Wrapping up the Apple Meta Hack
In conclusion, the Apple Meta hack is unfortunate. It’s yet another example of the reality that hacking is a very big, very lucrative business. It’s also a reminder that hackers are going to hack, and it’s largely only a matter of time before all of us personally are affected in some way or another (whether we realize it or not). There’s a very real personal danger, and a very real corporate danger. From a personal standpoint, it’s always a good idea to secure your social media and other accounts using two-factor authentication, and to make sure your passwords are very secure and/or that you use a password manager. From a corporate standpoint, our research indicates that corporate IT teams who use dashboards and can monitor activity in real time across their networks are better positioned to protect their organizations against unauthorized access than those who do not. It’s also important to conduct regular and ongoing cybersecurity training, as well as to conduct phishing, SMSishing and other kinds of test attacks internally so as to identify where there are weak points within the organization and where additional security and training might be needed.

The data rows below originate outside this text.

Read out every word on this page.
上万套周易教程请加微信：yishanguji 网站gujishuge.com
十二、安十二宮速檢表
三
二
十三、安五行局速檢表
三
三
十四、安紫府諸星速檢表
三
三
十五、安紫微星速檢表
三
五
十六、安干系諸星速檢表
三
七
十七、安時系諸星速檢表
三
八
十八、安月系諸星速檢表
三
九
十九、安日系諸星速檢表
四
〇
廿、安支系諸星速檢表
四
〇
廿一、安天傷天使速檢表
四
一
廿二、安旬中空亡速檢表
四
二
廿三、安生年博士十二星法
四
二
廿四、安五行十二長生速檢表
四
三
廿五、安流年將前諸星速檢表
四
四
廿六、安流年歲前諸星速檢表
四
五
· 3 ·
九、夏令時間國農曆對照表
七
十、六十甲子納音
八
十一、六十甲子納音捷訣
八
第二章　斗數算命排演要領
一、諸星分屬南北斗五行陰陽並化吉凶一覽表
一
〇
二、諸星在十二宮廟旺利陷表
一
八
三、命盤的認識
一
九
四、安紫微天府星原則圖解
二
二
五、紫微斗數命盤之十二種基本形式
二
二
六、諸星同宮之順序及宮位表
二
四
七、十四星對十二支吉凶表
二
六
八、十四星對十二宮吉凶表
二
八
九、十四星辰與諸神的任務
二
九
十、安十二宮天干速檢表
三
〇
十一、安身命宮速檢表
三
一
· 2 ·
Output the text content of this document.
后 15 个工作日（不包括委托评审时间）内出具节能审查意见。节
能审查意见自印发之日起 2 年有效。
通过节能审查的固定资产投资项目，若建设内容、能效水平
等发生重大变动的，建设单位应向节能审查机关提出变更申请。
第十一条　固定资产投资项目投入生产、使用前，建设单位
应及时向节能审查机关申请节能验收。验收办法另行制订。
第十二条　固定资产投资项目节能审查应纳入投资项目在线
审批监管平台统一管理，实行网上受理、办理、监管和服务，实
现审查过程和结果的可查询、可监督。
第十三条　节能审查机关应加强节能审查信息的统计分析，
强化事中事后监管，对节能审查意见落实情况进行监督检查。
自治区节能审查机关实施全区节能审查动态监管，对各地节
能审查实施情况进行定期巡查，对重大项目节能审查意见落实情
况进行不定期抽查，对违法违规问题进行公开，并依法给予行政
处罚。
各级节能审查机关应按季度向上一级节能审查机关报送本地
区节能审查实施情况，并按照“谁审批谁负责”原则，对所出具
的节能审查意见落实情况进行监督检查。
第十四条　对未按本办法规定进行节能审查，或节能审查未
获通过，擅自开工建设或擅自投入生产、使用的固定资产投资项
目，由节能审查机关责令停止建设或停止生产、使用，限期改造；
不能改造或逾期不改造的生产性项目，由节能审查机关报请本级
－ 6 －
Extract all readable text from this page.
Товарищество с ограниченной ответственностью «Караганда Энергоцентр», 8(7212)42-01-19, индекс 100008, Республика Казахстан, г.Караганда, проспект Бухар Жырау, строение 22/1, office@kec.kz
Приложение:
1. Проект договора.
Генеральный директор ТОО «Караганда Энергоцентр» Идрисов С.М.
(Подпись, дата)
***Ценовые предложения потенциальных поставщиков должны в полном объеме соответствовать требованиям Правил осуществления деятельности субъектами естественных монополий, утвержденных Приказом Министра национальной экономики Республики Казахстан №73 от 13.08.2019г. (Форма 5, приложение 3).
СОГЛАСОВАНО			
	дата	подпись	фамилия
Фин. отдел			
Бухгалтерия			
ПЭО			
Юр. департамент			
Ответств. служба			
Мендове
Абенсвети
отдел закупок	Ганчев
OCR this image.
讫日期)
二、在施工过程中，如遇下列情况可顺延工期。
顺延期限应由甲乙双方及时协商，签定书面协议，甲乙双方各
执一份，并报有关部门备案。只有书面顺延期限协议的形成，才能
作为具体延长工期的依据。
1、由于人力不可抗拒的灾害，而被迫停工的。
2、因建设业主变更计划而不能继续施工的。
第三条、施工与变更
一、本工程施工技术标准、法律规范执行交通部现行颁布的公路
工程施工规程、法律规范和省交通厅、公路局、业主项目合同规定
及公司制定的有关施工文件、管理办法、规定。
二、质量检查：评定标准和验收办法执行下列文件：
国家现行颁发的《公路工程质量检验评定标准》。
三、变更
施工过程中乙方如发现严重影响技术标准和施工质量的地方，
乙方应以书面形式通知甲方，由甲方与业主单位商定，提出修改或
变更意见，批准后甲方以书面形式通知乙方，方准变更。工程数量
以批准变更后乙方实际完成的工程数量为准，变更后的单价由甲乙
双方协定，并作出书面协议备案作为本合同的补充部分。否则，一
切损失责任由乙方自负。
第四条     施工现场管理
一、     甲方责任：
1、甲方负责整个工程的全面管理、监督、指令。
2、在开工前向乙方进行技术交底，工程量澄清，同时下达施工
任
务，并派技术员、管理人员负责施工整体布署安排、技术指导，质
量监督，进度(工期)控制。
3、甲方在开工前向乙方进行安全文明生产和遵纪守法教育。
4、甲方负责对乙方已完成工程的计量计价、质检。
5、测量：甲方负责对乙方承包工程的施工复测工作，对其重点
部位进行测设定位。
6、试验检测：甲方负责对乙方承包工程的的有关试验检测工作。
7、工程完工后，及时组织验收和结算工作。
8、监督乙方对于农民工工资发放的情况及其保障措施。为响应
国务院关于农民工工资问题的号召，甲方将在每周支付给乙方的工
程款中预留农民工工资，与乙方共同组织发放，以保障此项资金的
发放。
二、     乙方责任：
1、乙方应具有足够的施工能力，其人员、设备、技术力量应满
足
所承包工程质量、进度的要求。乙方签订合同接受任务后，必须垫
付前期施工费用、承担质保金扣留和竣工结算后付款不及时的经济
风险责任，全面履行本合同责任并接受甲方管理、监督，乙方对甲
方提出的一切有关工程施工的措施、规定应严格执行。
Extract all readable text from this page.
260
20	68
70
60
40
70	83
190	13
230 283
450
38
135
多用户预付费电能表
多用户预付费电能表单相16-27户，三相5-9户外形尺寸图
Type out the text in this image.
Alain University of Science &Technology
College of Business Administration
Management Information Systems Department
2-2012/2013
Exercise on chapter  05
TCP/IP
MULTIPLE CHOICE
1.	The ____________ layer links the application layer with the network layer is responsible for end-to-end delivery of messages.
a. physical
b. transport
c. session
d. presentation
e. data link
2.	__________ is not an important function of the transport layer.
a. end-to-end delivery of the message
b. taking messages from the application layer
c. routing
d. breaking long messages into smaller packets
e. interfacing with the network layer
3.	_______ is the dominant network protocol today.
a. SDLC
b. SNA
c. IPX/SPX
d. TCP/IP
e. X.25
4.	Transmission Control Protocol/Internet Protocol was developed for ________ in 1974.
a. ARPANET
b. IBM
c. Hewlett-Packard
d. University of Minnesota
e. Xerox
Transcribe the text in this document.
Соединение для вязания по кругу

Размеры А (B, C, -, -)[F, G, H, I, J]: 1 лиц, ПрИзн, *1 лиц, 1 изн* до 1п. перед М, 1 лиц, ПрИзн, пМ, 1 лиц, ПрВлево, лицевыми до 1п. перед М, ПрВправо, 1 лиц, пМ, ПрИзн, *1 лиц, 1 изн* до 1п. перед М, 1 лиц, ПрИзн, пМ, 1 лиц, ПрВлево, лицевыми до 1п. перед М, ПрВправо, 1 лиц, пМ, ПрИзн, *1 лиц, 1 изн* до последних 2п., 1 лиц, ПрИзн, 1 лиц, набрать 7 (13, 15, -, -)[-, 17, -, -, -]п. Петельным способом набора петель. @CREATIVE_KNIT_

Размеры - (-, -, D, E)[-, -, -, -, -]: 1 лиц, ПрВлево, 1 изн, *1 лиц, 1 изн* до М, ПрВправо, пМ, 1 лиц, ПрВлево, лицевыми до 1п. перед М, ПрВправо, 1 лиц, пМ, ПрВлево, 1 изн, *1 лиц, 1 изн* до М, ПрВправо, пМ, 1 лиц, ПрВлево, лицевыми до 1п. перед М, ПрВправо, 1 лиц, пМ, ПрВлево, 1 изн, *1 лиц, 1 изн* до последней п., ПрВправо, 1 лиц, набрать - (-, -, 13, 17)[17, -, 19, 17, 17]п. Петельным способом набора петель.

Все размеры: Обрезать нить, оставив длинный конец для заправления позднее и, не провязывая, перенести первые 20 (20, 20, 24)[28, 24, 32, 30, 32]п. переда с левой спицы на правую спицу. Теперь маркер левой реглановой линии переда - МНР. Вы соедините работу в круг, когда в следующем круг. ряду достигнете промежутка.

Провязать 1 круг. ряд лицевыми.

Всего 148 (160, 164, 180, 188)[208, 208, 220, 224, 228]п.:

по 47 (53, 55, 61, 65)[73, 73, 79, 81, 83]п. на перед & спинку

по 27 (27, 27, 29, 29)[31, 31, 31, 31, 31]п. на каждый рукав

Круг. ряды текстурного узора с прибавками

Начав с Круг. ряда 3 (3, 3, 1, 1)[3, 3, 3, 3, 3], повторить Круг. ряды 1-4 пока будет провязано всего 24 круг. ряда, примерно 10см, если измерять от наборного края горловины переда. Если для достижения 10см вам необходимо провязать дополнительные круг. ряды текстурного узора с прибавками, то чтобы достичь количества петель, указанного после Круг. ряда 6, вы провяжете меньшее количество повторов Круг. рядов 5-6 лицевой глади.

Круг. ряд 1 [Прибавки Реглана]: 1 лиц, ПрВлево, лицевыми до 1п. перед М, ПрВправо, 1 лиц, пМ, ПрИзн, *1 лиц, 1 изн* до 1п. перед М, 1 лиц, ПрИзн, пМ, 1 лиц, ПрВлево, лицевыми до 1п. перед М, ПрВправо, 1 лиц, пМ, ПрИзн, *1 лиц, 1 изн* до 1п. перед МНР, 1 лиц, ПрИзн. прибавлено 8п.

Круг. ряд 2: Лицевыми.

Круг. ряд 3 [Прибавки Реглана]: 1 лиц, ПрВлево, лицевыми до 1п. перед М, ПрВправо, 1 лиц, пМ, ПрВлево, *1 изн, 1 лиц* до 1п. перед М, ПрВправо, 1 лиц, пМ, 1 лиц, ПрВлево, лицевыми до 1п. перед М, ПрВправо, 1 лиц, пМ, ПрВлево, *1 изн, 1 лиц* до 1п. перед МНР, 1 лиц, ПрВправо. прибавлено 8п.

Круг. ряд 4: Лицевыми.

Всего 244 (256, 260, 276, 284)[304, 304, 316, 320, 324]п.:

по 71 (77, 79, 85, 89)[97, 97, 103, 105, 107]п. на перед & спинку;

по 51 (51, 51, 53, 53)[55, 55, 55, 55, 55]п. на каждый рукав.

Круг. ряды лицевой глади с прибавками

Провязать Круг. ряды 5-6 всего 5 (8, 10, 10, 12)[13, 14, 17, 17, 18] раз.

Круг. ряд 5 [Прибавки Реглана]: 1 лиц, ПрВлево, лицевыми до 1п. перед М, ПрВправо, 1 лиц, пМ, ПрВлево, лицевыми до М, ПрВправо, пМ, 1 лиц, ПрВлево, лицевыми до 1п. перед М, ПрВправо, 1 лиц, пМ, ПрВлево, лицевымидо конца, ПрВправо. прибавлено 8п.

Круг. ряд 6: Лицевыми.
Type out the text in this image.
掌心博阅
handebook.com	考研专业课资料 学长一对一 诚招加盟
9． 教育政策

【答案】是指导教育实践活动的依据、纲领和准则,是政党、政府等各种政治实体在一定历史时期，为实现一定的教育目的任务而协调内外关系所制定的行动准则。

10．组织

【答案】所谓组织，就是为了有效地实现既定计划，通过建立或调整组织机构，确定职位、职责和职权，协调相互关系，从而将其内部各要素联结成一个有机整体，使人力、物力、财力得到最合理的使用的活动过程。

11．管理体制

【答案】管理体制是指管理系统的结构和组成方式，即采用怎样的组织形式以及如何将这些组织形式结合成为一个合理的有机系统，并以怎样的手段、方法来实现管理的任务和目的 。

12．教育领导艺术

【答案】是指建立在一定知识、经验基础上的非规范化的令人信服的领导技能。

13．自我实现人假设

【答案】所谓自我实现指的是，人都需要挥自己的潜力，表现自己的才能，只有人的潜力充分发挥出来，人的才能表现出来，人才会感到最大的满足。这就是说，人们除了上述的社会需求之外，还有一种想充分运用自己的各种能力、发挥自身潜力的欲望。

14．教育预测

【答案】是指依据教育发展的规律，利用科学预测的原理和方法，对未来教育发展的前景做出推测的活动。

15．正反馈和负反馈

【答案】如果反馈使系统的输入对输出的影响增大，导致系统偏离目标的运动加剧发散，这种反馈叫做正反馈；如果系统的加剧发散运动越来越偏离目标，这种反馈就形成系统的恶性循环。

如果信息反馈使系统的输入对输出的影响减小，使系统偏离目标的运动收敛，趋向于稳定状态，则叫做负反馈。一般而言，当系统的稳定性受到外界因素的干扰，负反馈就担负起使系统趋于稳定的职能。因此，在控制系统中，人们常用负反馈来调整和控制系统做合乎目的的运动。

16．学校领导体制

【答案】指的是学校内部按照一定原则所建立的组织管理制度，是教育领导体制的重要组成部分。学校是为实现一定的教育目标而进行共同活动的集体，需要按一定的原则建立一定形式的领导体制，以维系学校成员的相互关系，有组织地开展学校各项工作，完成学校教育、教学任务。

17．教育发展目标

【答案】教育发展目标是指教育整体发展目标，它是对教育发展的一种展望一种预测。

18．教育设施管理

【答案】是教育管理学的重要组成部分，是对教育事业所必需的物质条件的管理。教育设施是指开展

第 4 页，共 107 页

We’ll close with one reminder: the question today is not “will I be hacked” but instead “when will the inevitable hack occur and how am I protecting myself and/or my organization from the risks associated with that hack.” For a deeper dive on the level and type of threats enterprises encounter and the measures, practices, and policies enterprises employ to address these threats throughout the security journey, check out this research report we did in partnership with Dell, which was informed by the opinions of 1,000 high level technology and security executives directly involved in the security planning, implementation, management, or operations. You’ll find the research report here: Four Keys to Navigating the Hardware Security Journey.
Disclosure: Futurum Research is a research and advisory firm that engages or has engaged in research, analysis, and advisory services with many technology companies, including those mentioned in this article. The author does not hold any equity positions with any company mentioned in this article.
Analysis and opinions expressed herein are specific to the analyst individually and data and other information that might have been provided for validation, not those of Futurum Research as a whole.